Les souvenirs de famille sont au centre du travail d’Elladj Lincy Deloumeaux, arrivé de Guadeloupe à Paris à l’âge de 8 ans. « Je m’intéresse beaucoup à l’ancestralité. Ce que je suis aujourd’hui, je le suis par rapport à des milliers d’individus qui m’ont précédé », explique-t-il en commentant le triptyque monumental auquel il se consacre actuellement. Représentant une scène de pique-nique où cohabitent plusieurs générations, l’artiste attire l’attention sur le motif de deux chaises qui se font face et « symbolisent tous ceux qui ont disparu ». Cet effacement est au cœur d’une technique picturale qui prend souvent appui sur la couleur noire, qu’Elladj Lincy Deloumeaux, passionné aussi de photographie, travaille « en négatif » : « J’essaye d’aller au-delà des archétypes qui composent mon identité, en essayant d’effacer la couleur noire par des passages de pastel ou de crayon. » Parfois, le noir est le point de départ d’une composition procédant par superpositions de couleurs où le bleu outremer se mêle à la terre d’ombre brûlée ; réminiscences sans doute du pays natal.

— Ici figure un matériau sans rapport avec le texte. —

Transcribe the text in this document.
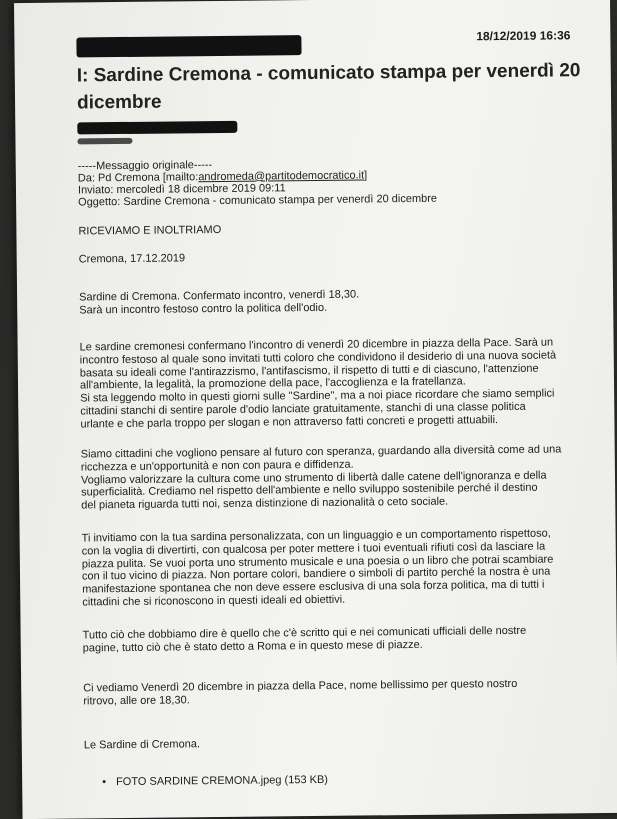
18/12/2019 16:36
I: Sardine Cremona - comunicato stampa per venerdì 20 dicembre
-----Messaggio originale-----
Da: Pd Cremona [mailto:andromeda@partitodemocratico.it]
Inviato: mercoledì 18 dicembre 2019 09:11
Oggetto: Sardine Cremona - comunicato stampa per venerdì 20 dicembre
RICEVIAMO E INOLTRIAMO
Cremona, 17.12.2019
Sardine di Cremona. Confermato incontro, venerdì 18,30.
Sarà un incontro festoso contro la politica dell'odio.
Le sardine cremonesi confermano l'incontro di venerdì 20 dicembre in piazza della Pace. Sarà un
incontro festoso al quale sono invitati tutti coloro che condividono il desiderio di una nuova società
basata su ideali come l'antirazzismo, l'antifascismo, il rispetto di tutti e di ciascuno, l'attenzione
all'ambiente, la legalità, la promozione della pace, l'accoglienza e la fratellanza.
Si sta leggendo molto in questi giorni sulle "Sardine", ma a noi piace ricordare che siamo semplici
cittadini stanchi di sentire parole d'odio lanciate gratuitamente, stanchi di una classe politica
urlante e che parla troppo per slogan e non attraverso fatti concreti e progetti attuabili.
Siamo cittadini che vogliono pensare al futuro con speranza, guardando alla diversità come ad una
ricchezza e un'opportunità e non con paura e diffidenza.
Vogliamo valorizzare la cultura come uno strumento di libertà dalle catene dell'ignoranza e della
superficialità. Crediamo nel rispetto dell'ambiente e nello sviluppo sostenibile perché il destino
del pianeta riguarda tutti noi, senza distinzione di nazionalità o ceto sociale.
Ti invitiamo con la tua sardina personalizzata, con un linguaggio e un comportamento rispettoso,
con la voglia di divertirti, con qualcosa per poter mettere i tuoi eventuali rifiuti così da lasciare la
piazza pulita. Se vuoi porta uno strumento musicale e una poesia o un libro che potrai scambiare
con il tuo vicino di piazza. Non portare colori, bandiere o simboli di partito perché la nostra è una
manifestazione spontanea che non deve essere esclusiva di una sola forza politica, ma di tutti i
cittadini che si riconoscono in questi ideali ed obiettivi.
Tutto ciò che dobbiamo dire è quello che c'è scritto qui e nei comunicati ufficiali delle nostre
pagine, tutto ciò che è stato detto a Roma e in questo mese di piazze.
Ci vediamo Venerdì 20 dicembre in piazza della Pace, nome bellissimo per questo nostro
ritrovo, alle ore 18,30.
Le Sardine di Cremona.
• FOTO SARDINE CREMONA.jpeg (153 KB)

Il en résulte des portraits d’un grande force plastique où la couleur entre en symbiose avec le paysage. On sait depuis Soulages comment le noir capte mieux que toute autre couleur la lumière, on découvre avec Elladj Lincy Deloumeaux un processus de « créolisation » des plus captivants, où le rouge des hibiscus ou le vert d’une végétation luxuriante entrent en résonance vibratoire avec le corps ou le vêtement des personnages. Épris de spiritualité africaine et antillaise, ce jeune artiste qui a déjà exposé à la galerie Cécile Fakhoury d’Abidjan nous raconte aussi une histoire apaisée de cultures qui se nourrissent d’échanges et de mélanges. Une poétique de la relation, pour reprendre un titre de l’écrivain martiniquais Édouard Glissant.